Too many dog owners think their pets’ waste easily breaks down in nature and is helpful to plants, so they leave it on the ground. The truth is that dog poo and other pet waste is loaded with germs such as e. coli and giardia that make people sick as well as nutrients that can fuel problematic algae blooms.
Because many storm drains found on city streets lead directly to rivers and creeks, pet waste left in the environment can find its way to drains and flow directly into waterways. To combat misconceptions and guard local waterways against pet waste pollution, the Philadelphia Water Department recently ran a social media campaign asking residents to select its “spokesdog.”
Voters chose a five-year-old rescue dog named Dolphina to be the face of the water department efforts. The wave of publicity generated was an entertaining way for the department to spread the word about a serious problem.
Philadelphia’s spokesdog promotion is just one of the ways water utilities are getting more creative to raise awareness of stormwater runoff, which has become one of the leading causes of water pollution. The idea is to catch the attention of those who don’t understand the significance or would otherwise ignore the problem altogether.

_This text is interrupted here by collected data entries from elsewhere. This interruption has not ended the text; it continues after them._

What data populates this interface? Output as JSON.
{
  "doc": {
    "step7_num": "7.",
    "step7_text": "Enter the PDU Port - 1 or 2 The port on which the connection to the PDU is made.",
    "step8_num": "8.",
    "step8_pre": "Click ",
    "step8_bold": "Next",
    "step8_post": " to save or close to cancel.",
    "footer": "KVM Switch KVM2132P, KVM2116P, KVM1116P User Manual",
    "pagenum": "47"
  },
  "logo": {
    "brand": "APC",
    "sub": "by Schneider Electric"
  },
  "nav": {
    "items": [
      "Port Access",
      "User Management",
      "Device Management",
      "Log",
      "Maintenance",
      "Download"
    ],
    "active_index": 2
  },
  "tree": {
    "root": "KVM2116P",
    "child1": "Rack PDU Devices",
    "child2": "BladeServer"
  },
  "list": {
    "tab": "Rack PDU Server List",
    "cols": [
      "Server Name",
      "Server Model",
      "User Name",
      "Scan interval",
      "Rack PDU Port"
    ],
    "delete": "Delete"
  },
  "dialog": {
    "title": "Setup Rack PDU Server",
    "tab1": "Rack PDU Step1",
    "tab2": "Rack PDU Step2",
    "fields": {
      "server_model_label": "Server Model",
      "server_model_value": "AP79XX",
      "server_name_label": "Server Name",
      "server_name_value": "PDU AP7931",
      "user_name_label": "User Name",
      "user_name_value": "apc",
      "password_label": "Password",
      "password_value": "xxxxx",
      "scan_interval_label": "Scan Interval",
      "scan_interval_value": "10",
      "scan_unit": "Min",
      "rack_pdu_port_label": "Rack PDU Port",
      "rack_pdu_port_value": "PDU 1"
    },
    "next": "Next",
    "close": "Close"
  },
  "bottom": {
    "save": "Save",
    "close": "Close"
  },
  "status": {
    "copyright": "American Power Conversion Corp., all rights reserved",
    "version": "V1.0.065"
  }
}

In Raleigh, N.C., for example, the utility’s stormwater management division hired an artist to paint murals at strategically chosen storm drains. The art is intended to show residents that its bad to pour pollutants such as cleaning products and motor oil into the drains because of the direct impact on the health of lakes and streams.

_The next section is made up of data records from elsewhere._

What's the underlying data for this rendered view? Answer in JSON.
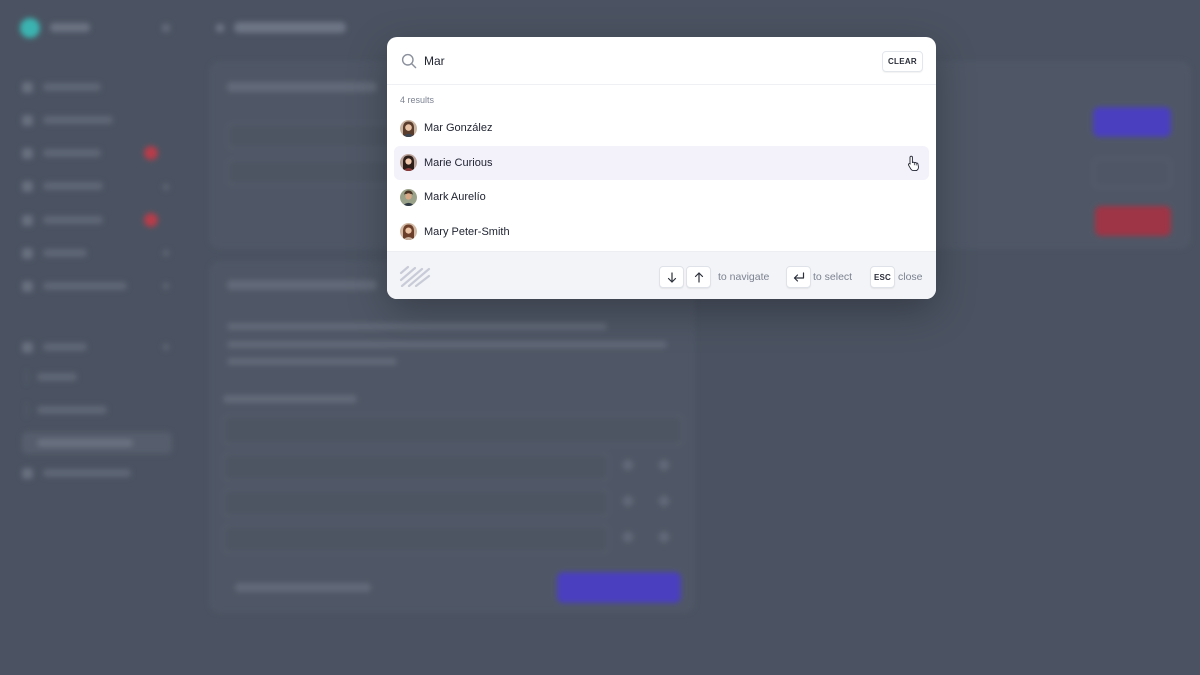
{
  "search": {
    "value": "Mar",
    "clear_label": "CLEAR"
  },
  "results_count": "4 results",
  "results": [
    {
      "name": "Mar González",
      "avatar": "avatar-photo"
    },
    {
      "name": "Marie Curious",
      "avatar": "avatar-photo",
      "highlighted": true
    },
    {
      "name": "Mark Aurelío",
      "avatar": "avatar-photo"
    },
    {
      "name": "Mary Peter-Smith",
      "avatar": "avatar-photo"
    }
  ],
  "footer": {
    "navigate_hint": "to navigate",
    "select_hint": "to select",
    "esc_key": "ESC",
    "close_hint": "close",
    "icons": [
      "arrow-down-icon",
      "arrow-up-icon",
      "enter-key-icon"
    ]
  },
  "colors": {
    "overlay": "#4b5362",
    "highlight_row": "#f3f1fa",
    "accent_purple": "#4f46e5",
    "danger_red": "#c0344a",
    "brand_teal": "#3bb3b0"
  }
}
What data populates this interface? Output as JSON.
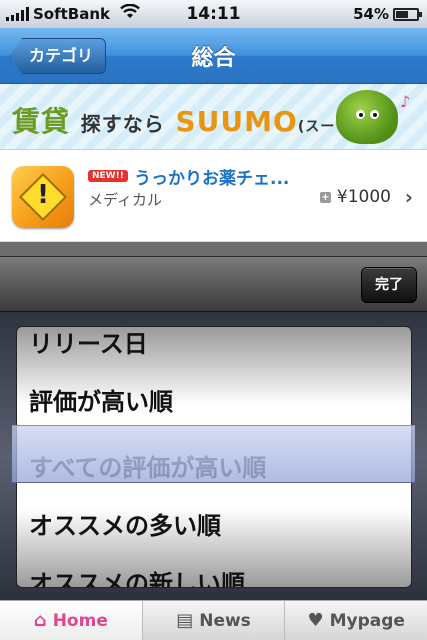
{
  "status_bar": {
    "carrier": "SoftBank",
    "time": "14:11",
    "battery": "54%"
  },
  "nav": {
    "back_label": "カテゴリ",
    "title": "総合"
  },
  "ad": {
    "kanji": "賃貸",
    "middle": "探すなら",
    "brand": "SUUMO",
    "paren": "(スーモ)"
  },
  "app": {
    "badge": "NEW!!",
    "name": "うっかりお薬チェ...",
    "category": "メディカル",
    "price": "¥1000"
  },
  "picker": {
    "done_label": "完了",
    "options": [
      "リリース日",
      "評価が高い順",
      "すべての評価が高い順",
      "オススメの多い順",
      "オススメの新しい順"
    ],
    "selected": "すべての評価が高い順"
  },
  "tabs": [
    {
      "label": "Home",
      "icon": "home-icon"
    },
    {
      "label": "News",
      "icon": "news-icon"
    },
    {
      "label": "Mypage",
      "icon": "heart-icon"
    }
  ],
  "colors": {
    "accent": "#e2468f",
    "nav_blue": "#3f8fdb",
    "link_blue": "#1a73c9"
  }
}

The city placed the murals near drains known for a combination of heavy pedestrian traffic and significant water pollution issues. Officials plan to track the success of the campaign through regular testing for pollutants. Many municipalities mark storm drains to explain they’re only for rain, but Raleigh is among a few that are taking outreach a step further by painting murals at or near the drains.
Preventing stormwater-related pollution will go a long way to ensuring waterways continue to provide critical support for wildlife, recreation, and drinking water source supplies. Raising eyebrows to tap into public consciousness about the issue is likely to be more effective than the traditional, dry education campaign.